Thomas Aquinas and the Greek Fathers, edited by Michael Dauphinais, Andrew Hofer, O.P., and Roger Nutt, Sapientia Press: Ave Maria University, Ave Maria, Florida, 2019.
In this latest of volumes that are the product of joint conferences between the Thomistic Institute of the Dominican House of Studies (Washington, DC) and the Aquinas Center for Theological Renewal of Ave Maria University (Ave Maria, FL), the editors and authors address what is variously identified as a “tragic dialectic,” a “false dichotomy,” and a “hermeneutical binary” that has arisen between the theology of Thomas Aquinas and that of the Greek Fathers. As this volume makes clear, whatever one might call this outdated approach, it fails to appreciate the mass of textual evidence supporting the considerable influence which the Greek Fathers exercised upon St. Thomas’ mature works, especially the Tertia Pars and the biblical commentaries. This volume also demonstrates that the dichotomous view profoundly incapacitates the contemporary theologian from attending with any sensitivity to the profound modes of complementarity that exist between the joint “cruciform proclamations of the truth of the Gospel” in Aquinas and the Greek Fathers.

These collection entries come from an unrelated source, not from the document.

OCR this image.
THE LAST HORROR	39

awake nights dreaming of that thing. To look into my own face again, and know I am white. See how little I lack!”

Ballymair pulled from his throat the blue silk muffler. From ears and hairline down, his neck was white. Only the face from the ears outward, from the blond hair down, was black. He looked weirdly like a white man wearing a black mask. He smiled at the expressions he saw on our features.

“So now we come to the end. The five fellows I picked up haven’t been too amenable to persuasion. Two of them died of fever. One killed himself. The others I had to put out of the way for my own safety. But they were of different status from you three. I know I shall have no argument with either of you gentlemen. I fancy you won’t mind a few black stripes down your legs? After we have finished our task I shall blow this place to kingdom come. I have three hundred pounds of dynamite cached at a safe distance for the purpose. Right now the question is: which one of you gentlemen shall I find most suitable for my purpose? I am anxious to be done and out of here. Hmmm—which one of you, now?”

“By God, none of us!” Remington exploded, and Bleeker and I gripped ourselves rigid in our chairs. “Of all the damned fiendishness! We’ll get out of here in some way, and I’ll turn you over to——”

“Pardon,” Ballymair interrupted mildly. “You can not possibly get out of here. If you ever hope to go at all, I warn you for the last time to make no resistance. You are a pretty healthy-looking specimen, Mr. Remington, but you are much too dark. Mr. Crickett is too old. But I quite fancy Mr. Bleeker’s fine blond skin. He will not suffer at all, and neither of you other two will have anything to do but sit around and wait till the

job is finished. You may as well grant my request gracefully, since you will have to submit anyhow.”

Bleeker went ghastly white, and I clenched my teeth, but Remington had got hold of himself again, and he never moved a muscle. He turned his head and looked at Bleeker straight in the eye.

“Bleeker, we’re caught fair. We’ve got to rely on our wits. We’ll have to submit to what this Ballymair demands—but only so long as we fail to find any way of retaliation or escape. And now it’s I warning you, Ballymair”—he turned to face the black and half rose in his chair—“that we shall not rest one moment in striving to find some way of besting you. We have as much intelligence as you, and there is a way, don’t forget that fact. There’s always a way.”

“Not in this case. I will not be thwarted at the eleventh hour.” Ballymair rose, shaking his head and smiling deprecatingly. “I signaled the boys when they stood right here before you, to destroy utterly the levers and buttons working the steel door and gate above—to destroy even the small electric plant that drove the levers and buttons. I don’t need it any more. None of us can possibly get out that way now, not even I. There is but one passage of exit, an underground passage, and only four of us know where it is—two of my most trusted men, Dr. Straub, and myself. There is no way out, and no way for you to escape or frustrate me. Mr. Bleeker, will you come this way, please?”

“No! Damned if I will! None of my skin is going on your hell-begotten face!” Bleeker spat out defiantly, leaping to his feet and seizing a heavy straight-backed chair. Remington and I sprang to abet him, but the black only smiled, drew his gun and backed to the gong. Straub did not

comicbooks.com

For students of St. Thomas this volume will be a welcome addition to their library and is likely to assist in future studies of patristic themes in Aquinas. In particular, citing only a few of the many excellent essays contained herein, students ought to attend closely to the works of Fr. Khaled Anatolios (University of Notre Dame), “The Ontological Grammar of Salvation and the Salvific Work of Christ in Athanasius and Thomas Aquinas,” and Joseph Wawrykow, “The Greek Fathers in the Eucharistic Theology of Thomas Aquinas.” Both of these essays, which can be profitably read together, are masterful presentations of the complementarity that becomes possible when one abandons the false binary between Aquinas and the Greek Fathers. Likewise, the contribution of Jorgen Vijgen (Nicolaus Copernicus University, Poland), “Aquinas’s Reception of Origen: A Preliminary Study,” the longest in the volume, is noteworthy for its extensive treatment of explicit references to Origen in Aquinas’ works and certainly invites further research. All of the essays, and the volume as a whole, reinforce for students and scholars the generous spirit, a spirit requisite for the renewal of theology today (see Fr. Andrew Hofer’s conclusion), with which St. Thomas went about his study and teaching of theology.